Historię Biskupiej Górki zapisano szyldami. Te po niemiecku zdradzają, gdzie można było kupić mleko, a gdzie pieczywo. Ten po polsku, Fryzjer, to wspomnienie mistrza Adolfa Skokowskiego. Pan Tolek, jak go nazywano, zmarł w lutym tego roku.

Lokal, w którym przez lata golono, strzyżono, układano trwałe, znajduje się u stóp Biskupiej Górki, dwa kroki od ronda Groddecka i nieco dalej od zabytkowego zboru menonitów. Teraz ma w nim siedzibę Stowarzyszenie Waga, które działa na rzecz równouprawnienia kobiet, ale też stara się ożywić dzielnicę.

– Biskupia Górka to miejsce wyjątkowe, w zasadzie serce Gdańska – opowiada Krystyna Ejsmont, mieszkanka i radna dzielnicy. – Jednocześnie jest ono zupełnie zapomniane, jakby pozostawione własnemu losowi. Chcemy to zmienić, dlatego tak ważne jest zaktywizowanie mieszkańców i pokazanie piękna Biskupiej Górki. Po prostu trzeba ją wypromować!

Można próbować to zrobić wracając do starych, sprawdzonych wzorów. Niezwykłość tej części miasta doceniano przecież całe stulecia temu. Wystarczy wspomnieć XIX-wiecznego pioniera gdańskiej fotografii Theodora Rudolfa Kuhna. Jego prace zachęcały do odwiedzenia Biskupiej Górki jako miejsca, z którego rozpościera się zapierająca dech w piersiach panorama miasta. Niestety, powtórzenie ujęć Kuhna współcześnie jest trudne, czy wręcz niemożliwe, a to z tego względu, że stoki wzgórza gęsto porosły drzewami.

Co tam Spitsbergen? Mamy przecież Biskupią!

Chociaż brakuje równie wspaniałych widoków, jakie miał Kuhn, to miłośnicy fotografowania przyznają, że dzielnica wciąż stanowi dla nich źródło inspiracji. Jak wiele (niedocenionego) piękna kryje się w jej zakamarkach, pokazują zdjęcia Wojtka Ostrowskiego.

Wojtek Ostrowski to filmowiec, podróżnik, fotograf, uczestnik wypraw na Spitsbergen, Ziemię Franciszka Józefa i Wyspy Sołowieckie. Towarzyszył z kamerą polskim zdobywcom Bieguna Północnego i trzykrotnie Markowi Kamińskiemu w wyprawach na Antarktydę.

W chwilach wolnych od wojaży, przemierza z aparatem Biskupią Górkę.

– To przygoda, która trwa już jakieś 30 lat – opowiada filmowiec. – Oczywiście z przerwami, ale faktem jest, że lubię tu wracać.

Głębsze zainteresowanie tą częścią miasta Ostrowski zawdzięcza… szkole.
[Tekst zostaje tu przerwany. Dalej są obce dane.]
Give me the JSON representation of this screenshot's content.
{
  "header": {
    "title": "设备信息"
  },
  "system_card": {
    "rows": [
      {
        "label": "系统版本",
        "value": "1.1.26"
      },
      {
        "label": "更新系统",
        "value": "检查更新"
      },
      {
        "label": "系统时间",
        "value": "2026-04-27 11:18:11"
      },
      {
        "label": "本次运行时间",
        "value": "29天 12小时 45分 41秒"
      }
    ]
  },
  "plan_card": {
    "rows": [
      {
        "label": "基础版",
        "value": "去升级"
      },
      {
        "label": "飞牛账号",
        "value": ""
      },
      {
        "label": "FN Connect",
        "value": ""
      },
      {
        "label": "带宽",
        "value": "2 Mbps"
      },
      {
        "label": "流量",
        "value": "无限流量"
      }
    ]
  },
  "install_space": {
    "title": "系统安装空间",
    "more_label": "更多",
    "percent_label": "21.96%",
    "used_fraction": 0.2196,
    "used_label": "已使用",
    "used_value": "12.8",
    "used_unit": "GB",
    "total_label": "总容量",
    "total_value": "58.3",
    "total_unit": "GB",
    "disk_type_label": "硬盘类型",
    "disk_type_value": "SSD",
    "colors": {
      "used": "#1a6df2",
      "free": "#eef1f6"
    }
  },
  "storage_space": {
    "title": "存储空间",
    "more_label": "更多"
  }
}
W młodości przemierzał dzielnicę w drodze z Chełmu, na którym mieszkał, do I Liceum Ogólnokształcącego przy Wałach Piastowskich, którego był uczniem. Droga na zajęcia była zarazem podróżą w czasie. Uwieczniał ją na fotograficznej kliszy.

Część zdjęć z początku lat 80. można zobaczyć na otwartej właśnie wystawie w siedzibie Stowarzyszenia Waga. Skonfrontowano je z fotografiami wykonanymi współcześnie. Autor prac przyznaje, że ich pokazywanie w tym właśnie miejscu ma dla niego znaczenie szczególne.

– Fotografuję między innymi ginące zakłady rzemieślnicze i zawsze chciałem zrobić zdjęcia panu Skokowskiemu, tyle że albo brakowało mi czasu, albo odwagi – mówi Ostrowski. – W końcu pan Skokowski zrezygnował z prowadzenia usług, teraz już nie żyje, a ja mam wystawę w miejscu, gdzie tyle lat pracował. Przedziwna historia…

Ludzie listy piszą

Porównanie starych i nowych zdjęć Wojtka Ostrowskiego raczej nie napawa optymizmem. Z jednej strony jest zapis szarej peereelowskiej rzeczywistości z 1982 roku, z drugiej obraz postępującej destrukcji oryginalnego, w zasadzie nietkniętego wojną, fragmentu Gdańska. Te właśnie prace stały się jednak inspiracją do zrealizowania projektu „Poczta z widokiem na Biskupią Górkę”. W jego ramach wykonano serię 10 unikatowych widokówek.

– W naszej akcji chodziło o pokazanie walorów Biskupiej Górki, ale równie ważne było zwrócenie uwagi na znaczenie tradycyjnej korespondencji – tłumaczy Grażyna Knitter, szefowa Wagi. – W dzisiejszych czasach też się wprawdzie porozumiewamy, ale robimy to za pomocą SMS-ów i maili. Nie ma w tym ducha…

W ramach projektu „Poczta z widokiem na Biskupią Górę” odbyły się warsztaty pisania pocztówek, które poprowadziła Barbara Piórkowska, autorka powieści „Szklanka na pająki”. Do tego zorganizowano grę miejską pt. „Zaginiona przesyłka”.

– Przy obu tych okazjach, ale nie tylko przy nich, zachęcaliśmy do pisania i przesyłania do nas pocztówek – tłumaczy Grażyna Knitter. – Byliśmy ciekawi, skąd ludzie do nas napiszą. Okazało się, że pozdrowienia przyszły z najdalszych zakątków świata.

Na wernisażu będącym podsumowaniem projektu można więc było zobaczyć kartki z bliższych i dalszych zakątków Polski, z Europy, ale były też pozdrowienia z Brazylii czy Malezji. Kto jeszcze ich nie widział, powinien wybrać się do Fryzjera nie tylko po to, by obejrzeć wystawę, ale również, żeby poznać kolejne godne uwagi miejsce na mapie Gdańska.

Tekst: Marek Barski

Wystawę „Poczta w widokiem na Biskupią Górkę” można oglądać do 10 listopada r. w siedzibie Stowarzyszenia Waga w Gdańsku przy ul. Biskupiej 35/1. Jest ona czynna: pn.-pt. 16.00-19.00, sob.- niedz. 15.00-18.00. Wstęp wolny!